«Creio que em muitos, como a mim sucede, há períodos de tempo em que certas ideias ocupam e obstruem o cérebro, fechando-o a todas as outras. Mas se também à coletividade acontece a mesma coisa! Vive de Darwin depois de ter vivido de Robespierre e de Napoleão...» (Italo Svevo)
Um dos filmes italianos dos anos 60 intitulava-se "A ideia fixa", e não é difícil imaginar qual seria: o sexo é, em muitos, uma verdadeira fixação que adquire modalidades desviantes, não só morais, mas também psicológicas.
Na realidade, o poeta francês Paul Valéry, que ao tema dedicou um ensaio, justamente afirmava que uma ideia não pode ser fixa porque o espírito é vivo, criativo, móvel, e não pode reduzir-se a um pântano estagnado.
Todavia, é um facto que também tem razão Italo Svevo, no seu romance "A consciência de Zeno" (1923), de que extraímos o parágrafo acima citado. A muitos acontece, com efeito, aquilo que Zeno Cosini, o protagonista, confessava de si e da sociedade: há ideias que de tal maneira bloqueiam o cérebro de uma pessoa ou de toda uma massa, que impedem que outras nele se alojem.

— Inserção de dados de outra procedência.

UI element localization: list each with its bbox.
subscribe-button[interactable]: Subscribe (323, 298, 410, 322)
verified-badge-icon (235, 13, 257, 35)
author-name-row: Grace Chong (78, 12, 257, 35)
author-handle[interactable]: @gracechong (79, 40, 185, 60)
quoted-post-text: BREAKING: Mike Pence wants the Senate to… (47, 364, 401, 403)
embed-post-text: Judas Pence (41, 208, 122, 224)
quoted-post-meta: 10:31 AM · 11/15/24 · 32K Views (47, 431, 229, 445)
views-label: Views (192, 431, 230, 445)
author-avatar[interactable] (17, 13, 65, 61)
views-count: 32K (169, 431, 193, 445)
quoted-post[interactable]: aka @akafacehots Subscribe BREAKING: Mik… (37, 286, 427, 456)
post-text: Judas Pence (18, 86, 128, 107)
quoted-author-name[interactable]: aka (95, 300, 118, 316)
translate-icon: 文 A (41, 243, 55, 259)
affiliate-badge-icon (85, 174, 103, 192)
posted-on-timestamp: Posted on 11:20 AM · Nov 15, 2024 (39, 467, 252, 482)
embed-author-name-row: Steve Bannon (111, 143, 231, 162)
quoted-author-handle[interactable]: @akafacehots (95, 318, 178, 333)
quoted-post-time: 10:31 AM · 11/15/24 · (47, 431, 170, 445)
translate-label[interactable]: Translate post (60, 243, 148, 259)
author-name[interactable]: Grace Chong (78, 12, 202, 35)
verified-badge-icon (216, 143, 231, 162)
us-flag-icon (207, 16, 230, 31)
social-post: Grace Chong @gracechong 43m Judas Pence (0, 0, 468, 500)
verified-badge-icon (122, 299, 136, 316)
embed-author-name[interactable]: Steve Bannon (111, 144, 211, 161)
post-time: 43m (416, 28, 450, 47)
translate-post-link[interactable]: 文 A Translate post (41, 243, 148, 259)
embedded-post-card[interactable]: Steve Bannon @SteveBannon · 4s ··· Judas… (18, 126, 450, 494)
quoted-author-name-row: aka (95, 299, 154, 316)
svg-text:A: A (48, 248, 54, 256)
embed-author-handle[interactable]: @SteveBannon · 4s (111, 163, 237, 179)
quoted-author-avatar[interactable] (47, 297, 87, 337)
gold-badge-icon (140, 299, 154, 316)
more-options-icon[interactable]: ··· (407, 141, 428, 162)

Pense-se apenas em certas modas que nos nossos dias são exaltadas pelo poder comunicativo da televisão: quem a elas se subtrai, procurando pensar pela sua própria cabeça, é logo escarnecido como retrógrado. É impressionante ver como, muitas vezes, essas modas são substituídas por outras, que são, porém, sempre ideias fixas e diretivas.
Há, depois, ainda, a fixação pessoal: quantas vezes temos de evitar um assunto com uma pessoa porque sabemos que, se tocamos em determinado argumento, ela se enfurece por não admitir exceções ou críticas às suas teses. E isto também nos acontece, inconscientes de termos igualmente as nossas fixações.
O filósofo dinamarquês Kierkegaard advertia: «As ideias fixas são como as cãibras nos pés: o melhor remédio é caminhar sobre elas».